Ice Cream
Note of Approval: Ice Cream
“Ice burns, and it is hard to the warm-skinned to distinguish one sensation, fire, from the other, frost,” observed the writer A.S. Byatt, and this fierce irony is at the heart of a conundrum that has puzzled us for as long as we have been eating ice cream: How can something so cold be so pleasing?
Let’s begin with the sweetness. Oh, the sweetness: The touch of sugar on the tongue that promises delight to the whole body from the very first taste. It’s no accident that the sacred texts of religion and literature are full of paeans to honey and sugar; the frequent comparisons to both love and the Lord are an indication of the prize we place on things that are sweet.
Then there is the creaminess: That tactile, elastic mouthfeel that carries comfort through every delicious scoop. Cream signifies fat, and fat is stored in the human body to be converted into energy for future use. Energy makes us go!
Of course, there is also the nostalgia factor: Each ice cream we eat contains within it the memory of every other ice cream we’ve eaten, be it on a hot summer day at camp when we were children or on a dark, rainy night when our heartache was so great that the only balm that could assuage our pain was the pint in the freezer that we stood over the sink and spooned up until it was gone.
What else? Oh, right, the colors. Think about how many different colors there are of ice cream! White for vanilla, brown for chocolate, red for strawberry. Green. Purple, I guess. I’ve seen blue for sure. So many different colors! When you look at them them lined up next to each other, as you do in an ice cream shop, it is like seeing a rainbow you can eat. Who wouldn’t love to eat a rainbow?
Ice cream shops, right, those are another good thing about ice cream. How many happy moments have you spent in your life in an ice cream shop, anticipating the pleasure that is about to occur, reveling in the bounty that almost spoils you for choice?

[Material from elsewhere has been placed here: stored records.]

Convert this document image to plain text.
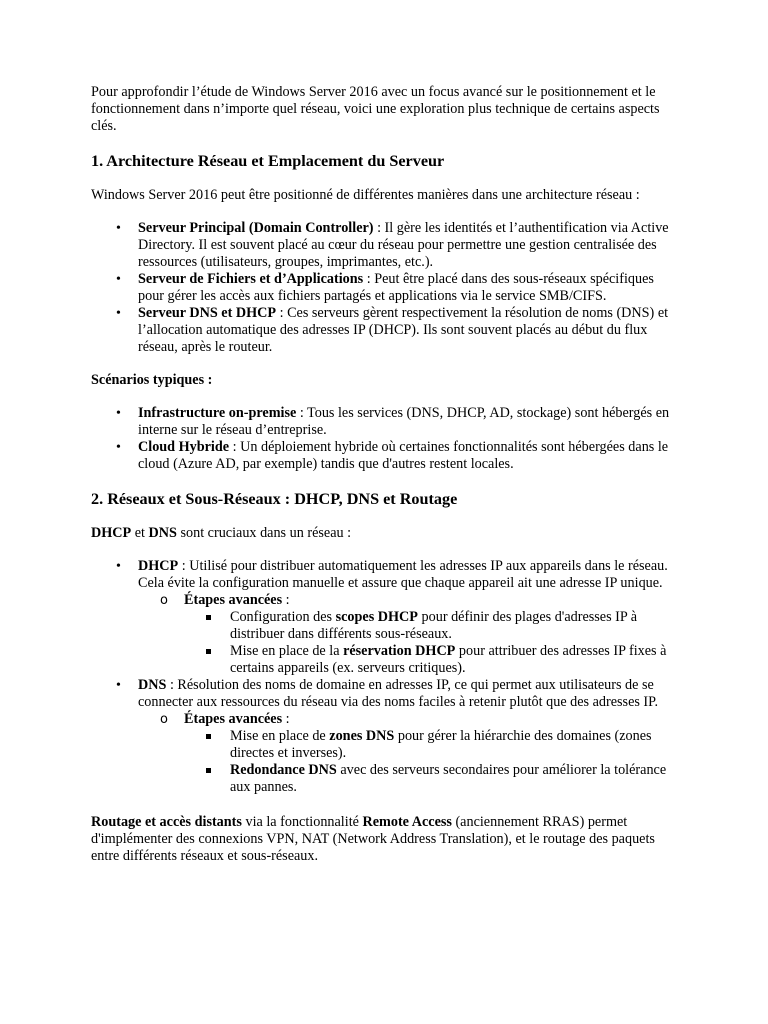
Pour approfondir l’étude de Windows Server 2016 avec un focus avancé sur le positionnement et le fonctionnement dans n’importe quel réseau, voici une exploration plus technique de certains aspects clés.

1. Architecture Réseau et Emplacement du Serveur

Windows Server 2016 peut être positionné de différentes manières dans une architecture réseau :

• Serveur Principal (Domain Controller) : Il gère les identités et l’authentification via Active Directory. Il est souvent placé au cœur du réseau pour permettre une gestion centralisée des ressources (utilisateurs, groupes, imprimantes, etc.).
• Serveur de Fichiers et d’Applications : Peut être placé dans des sous-réseaux spécifiques pour gérer les accès aux fichiers partagés et applications via le service SMB/CIFS.
• Serveur DNS et DHCP : Ces serveurs gèrent respectivement la résolution de noms (DNS) et l’allocation automatique des adresses IP (DHCP). Ils sont souvent placés au début du flux réseau, après le routeur.

Scénarios typiques :

• Infrastructure on-premise : Tous les services (DNS, DHCP, AD, stockage) sont hébergés en interne sur le réseau d’entreprise.
• Cloud Hybride : Un déploiement hybride où certaines fonctionnalités sont hébergées dans le cloud (Azure AD, par exemple) tandis que d'autres restent locales.
2. Réseaux et Sous-Réseaux : DHCP, DNS et Routage

DHCP et DNS sont cruciaux dans un réseau :

• DHCP : Utilisé pour distribuer automatiquement les adresses IP aux appareils dans le réseau. Cela évite la configuration manuelle et assure que chaque appareil ait une adresse IP unique.
o Étapes avancées :
Configuration des scopes DHCP pour définir des plages d'adresses IP à distribuer dans différents sous-réseaux.
Mise en place de la réservation DHCP pour attribuer des adresses IP fixes à certains appareils (ex. serveurs critiques).
• DNS : Résolution des noms de domaine en adresses IP, ce qui permet aux utilisateurs de se connecter aux ressources du réseau via des noms faciles à retenir plutôt que des adresses IP.
o Étapes avancées :
Mise en place de zones DNS pour gérer la hiérarchie des domaines (zones directes et inverses).
Redondance DNS avec des serveurs secondaires pour améliorer la tolérance aux pannes.

Routage et accès distants via la fonctionnalité Remote Access (anciennement RRAS) permet d'implémenter des connexions VPN, NAT (Network Address Translation), et le routage des paquets entre différents réseaux et sous-réseaux.
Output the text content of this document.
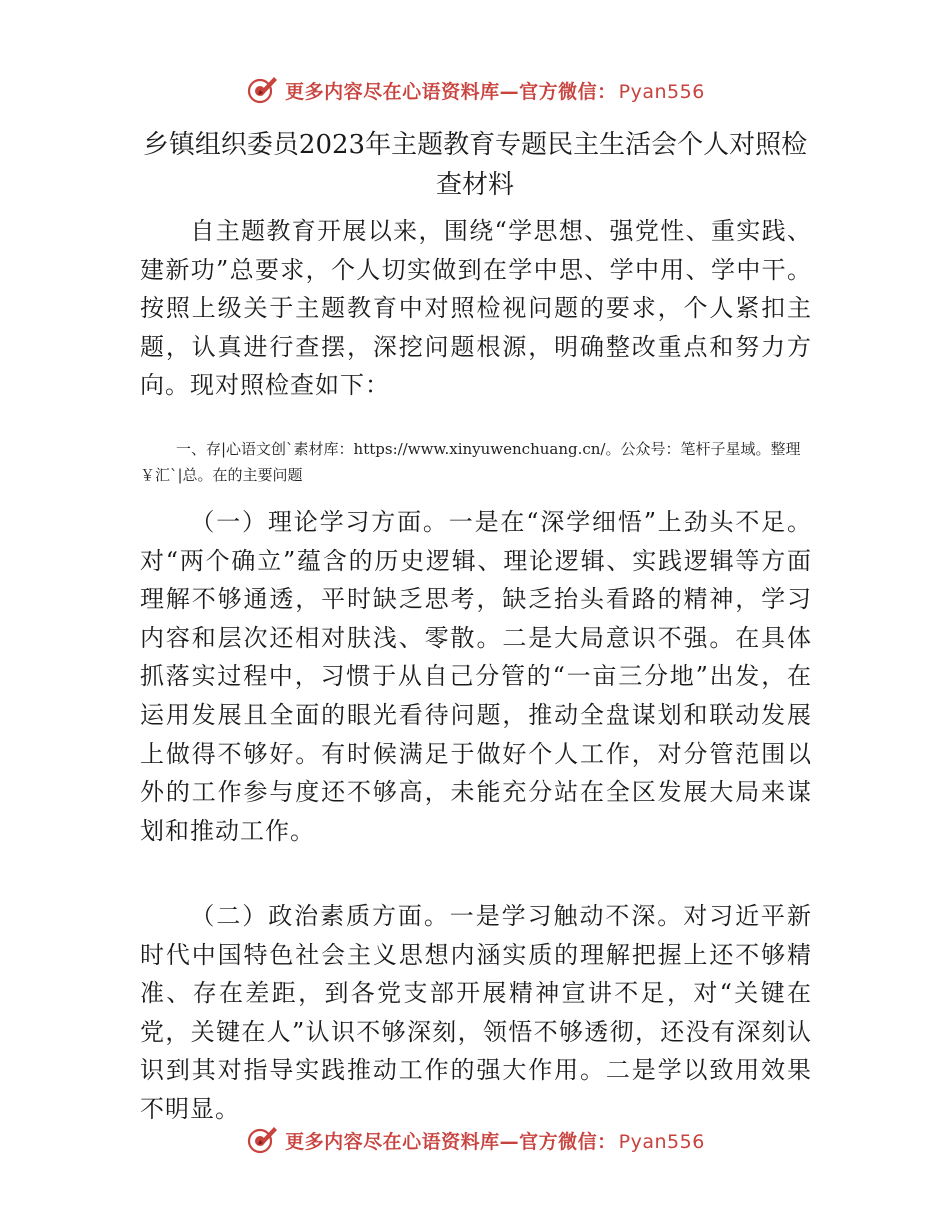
更多内容尽在心语资料库—官方微信： Pyan556
乡镇组织委员2023年主题教育专题民主生活会个人对照检查材料

自主题教育开展以来，围绕“学思想、强党性、重实践、建新功”总要求，个人切实做到在学中思、学中用、学中干。按照上级关于主题教育中对照检视问题的要求，个人紧扣主题，认真进行查摆，深挖问题根源，明确整改重点和努力方向。现对照检查如下：

一、存|心语文创`素材库：https://www.xinyuwenchuang.cn/。公众号：笔杆子星域。整理￥汇`|总。在的主要问题

（一）理论学习方面。一是在“深学细悟”上劲头不足。对“两个确立”蕴含的历史逻辑、理论逻辑、实践逻辑等方面理解不够通透，平时缺乏思考，缺乏抬头看路的精神，学习内容和层次还相对肤浅、零散。二是大局意识不强。在具体抓落实过程中，习惯于从自己分管的“一亩三分地”出发，在运用发展且全面的眼光看待问题，推动全盘谋划和联动发展上做得不够好。有时候满足于做好个人工作，对分管范围以外的工作参与度还不够高，未能充分站在全区发展大局来谋划和推动工作。

（二）政治素质方面。一是学习触动不深。对习近平新时代中国特色社会主义思想内涵实质的理解把握上还不够精准、存在差距，到各党支部开展精神宣讲不足，对“关键在党，关键在人”认识不够深刻，领悟不够透彻，还没有深刻认识到其对指导实践推动工作的强大作用。二是学以致用效果不明显。

更多内容尽在心语资料库—官方微信： Pyan556
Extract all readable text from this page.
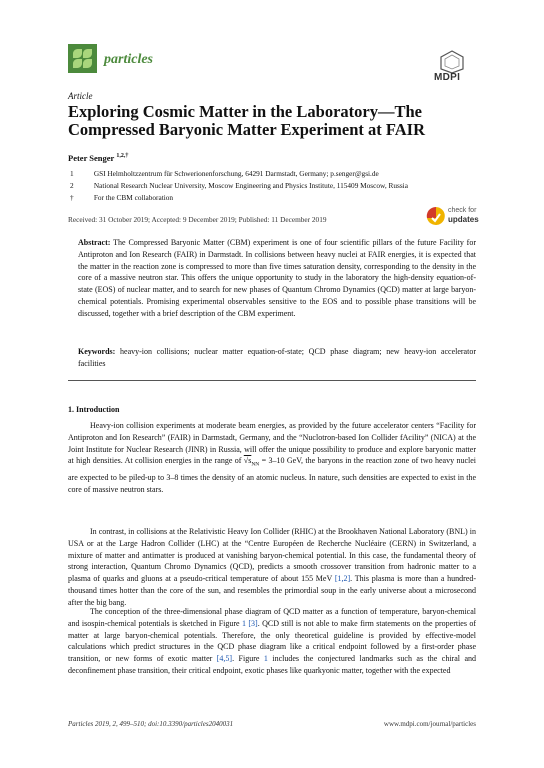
particles
MDPI
Article
Exploring Cosmic Matter in the Laboratory—The Compressed Baryonic Matter Experiment at FAIR
Peter Senger $^{1,2,\dagger}$
1	GSI Helmholtzzentrum für Schwerionenforschung, 64291 Darmstadt, Germany; p.senger@gsi.de
2	National Research Nuclear University, Moscow Engineering and Physics Institute, 115409 Moscow, Russia
†	For the CBM collaboration
Received: 31 October 2019; Accepted: 9 December 2019; Published: 11 December 2019
check for
updates
Abstract: The Compressed Baryonic Matter (CBM) experiment is one of four scientific pillars of the future Facility for Antiproton and Ion Research (FAIR) in Darmstadt. In collisions between heavy nuclei at FAIR energies, it is expected that the matter in the reaction zone is compressed to more than five times saturation density, corresponding to the density in the core of a massive neutron star. This offers the unique opportunity to study in the laboratory the high-density equation-of-state (EOS) of nuclear matter, and to search for new phases of Quantum Chromo Dynamics (QCD) matter at large baryon-chemical potentials. Promising experimental observables sensitive to the EOS and to possible phase transitions will be discussed, together with a brief description of the CBM experiment.
Keywords: heavy-ion collisions; nuclear matter equation-of-state; QCD phase diagram; new heavy-ion accelerator facilities
1. Introduction
Heavy-ion collision experiments at moderate beam energies, as provided by the future accelerator centers “Facility for Antiproton and Ion Research” (FAIR) in Darmstadt, Germany, and the “Nuclotron-based Ion Collider fAcility” (NICA) at the Joint Institute for Nuclear Research (JINR) in Russia, will offer the unique possibility to produce and explore baryonic matter at high densities. At collision energies in the range of $√s_{NN} = 3-10$ GeV, the baryons in the reaction zone of two heavy nuclei are expected to be piled-up to 3–8 times the density of an atomic nucleus. In nature, such densities are expected to exist in the core of massive neutron stars.
In contrast, in collisions at the Relativistic Heavy Ion Collider (RHIC) at the Brookhaven National Laboratory (BNL) in USA or at the Large Hadron Collider (LHC) at the “Centre Européen de Recherche Nucléaire (CERN) in Switzerland, a mixture of matter and antimatter is produced at vanishing baryon-chemical potential. In this case, the fundamental theory of strong interaction, Quantum Chromo Dynamics (QCD), predicts a smooth crossover transition from hadronic matter to a plasma of quarks and gluons at a pseudo-critical temperature of about 155 MeV [1,2]. This plasma is more than a hundred-thousand times hotter than the core of the sun, and resembles the primordial soup in the early universe about a microsecond after the big bang.
The conception of the three-dimensional phase diagram of QCD matter as a function of temperature, baryon-chemical and isospin-chemical potentials is sketched in Figure 1 [3]. QCD still is not able to make firm statements on the properties of matter at large baryon-chemical potentials. Therefore, the only theoretical guideline is provided by effective-model calculations which predict structures in the QCD phase diagram like a critical endpoint followed by a first-order phase transition, or new forms of exotic matter [4,5]. Figure 1 includes the conjectured landmarks such as the chiral and deconfinement phase transition, their critical endpoint, exotic phases like quarkyonic matter, together with the expected
Particles 2019, 2, 499–510; doi:10.3390/particles2040031	www.mdpi.com/journal/particles
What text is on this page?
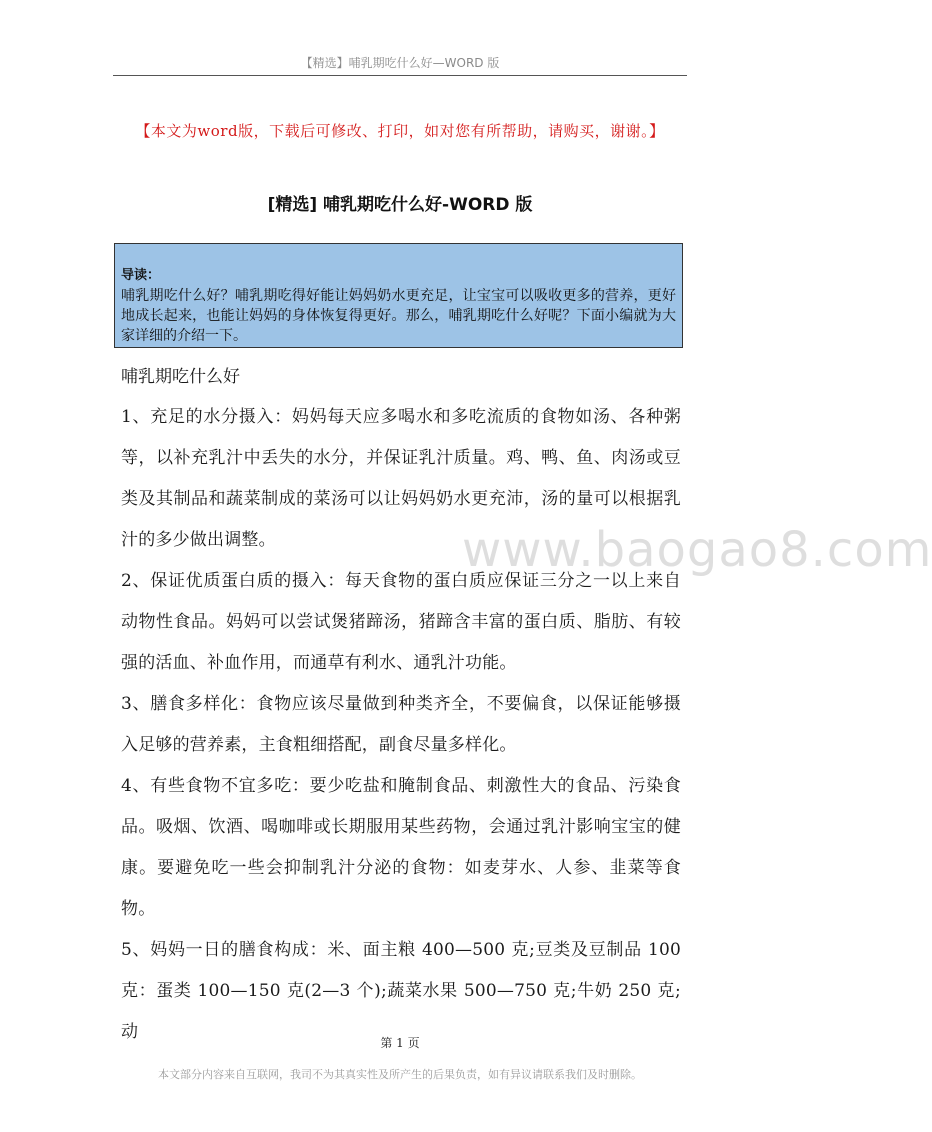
【精选】哺乳期吃什么好—WORD 版
【本文为word版，下载后可修改、打印，如对您有所帮助，请购买，谢谢。】
[精选] 哺乳期吃什么好-WORD 版
导读：
哺乳期吃什么好？哺乳期吃得好能让妈妈奶水更充足，让宝宝可以吸收更多的营养，更好地成长起来，也能让妈妈的身体恢复得更好。那么，哺乳期吃什么好呢？下面小编就为大家详细的介绍一下。
哺乳期吃什么好
1、充足的水分摄入：妈妈每天应多喝水和多吃流质的食物如汤、各种粥等，以补充乳汁中丢失的水分，并保证乳汁质量。鸡、鸭、鱼、肉汤或豆类及其制品和蔬菜制成的菜汤可以让妈妈奶水更充沛，汤的量可以根据乳汁的多少做出调整。
2、保证优质蛋白质的摄入：每天食物的蛋白质应保证三分之一以上来自动物性食品。妈妈可以尝试煲猪蹄汤，猪蹄含丰富的蛋白质、脂肪、有较强的活血、补血作用，而通草有利水、通乳汁功能。
3、膳食多样化：食物应该尽量做到种类齐全，不要偏食，以保证能够摄入足够的营养素，主食粗细搭配，副食尽量多样化。
4、有些食物不宜多吃：要少吃盐和腌制食品、刺激性大的食品、污染食品。吸烟、饮酒、喝咖啡或长期服用某些药物，会通过乳汁影响宝宝的健康。要避免吃一些会抑制乳汁分泌的食物：如麦芽水、人参、韭菜等食物。
5、妈妈一日的膳食构成：米、面主粮 400—500 克;豆类及豆制品 100 克：蛋类 100—150 克(2—3 个);蔬菜水果 500—750 克;牛奶 250 克;动
www.baogao8.com
第 1 页
本文部分内容来自互联网，我司不为其真实性及所产生的后果负责，如有异议请联系我们及时删除。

Ice cream shops are awesome. They are like bars that serve sugar and fat.
I almost forgot the toppings! You can put fucking anything on ice cream and it is amazing. When I was a child the choices were either chocolate sprinkles or rainbow sprinkles, but these days they will grab a bag of whatever crazy crap they got from the snack aisle of the grocery store and mash it into the ice cream and it tastes like God jizzed into a cone. Is there anything else you can dump a bunch of shit into and have it come out somehow better than it went in? Fuck no!
And don’t get me started on what they’re doing with cones now. Also booze in ice cream.
To be sure, ice cream is not all pure bliss. Let us not forget the bane of the ice cream eater’s existence. I speak of the dreaded “ice cream headache,” that sharp and stabbing spike that inexorably attacks at your moment of greatest joy. But even that is another miraculous example of ice cream’s power. The blending of pain and pleasure produces a sensation so highly refined that it is been a muse to philosophers and songwriters since time immemorial. Pretty impressive, ice cream!
“The only emperor,” wrote the great Wallace Stevens, “is the emperor of ice-cream.” And he was an insurance guy full time, not just some kind of artsy dreamer. If a businessman in Hartford knew that ice cream is the best thing ever then it is pretty much indisputable that ice cream is as good as it gets. Ice cream is terrific. I highly recommend it.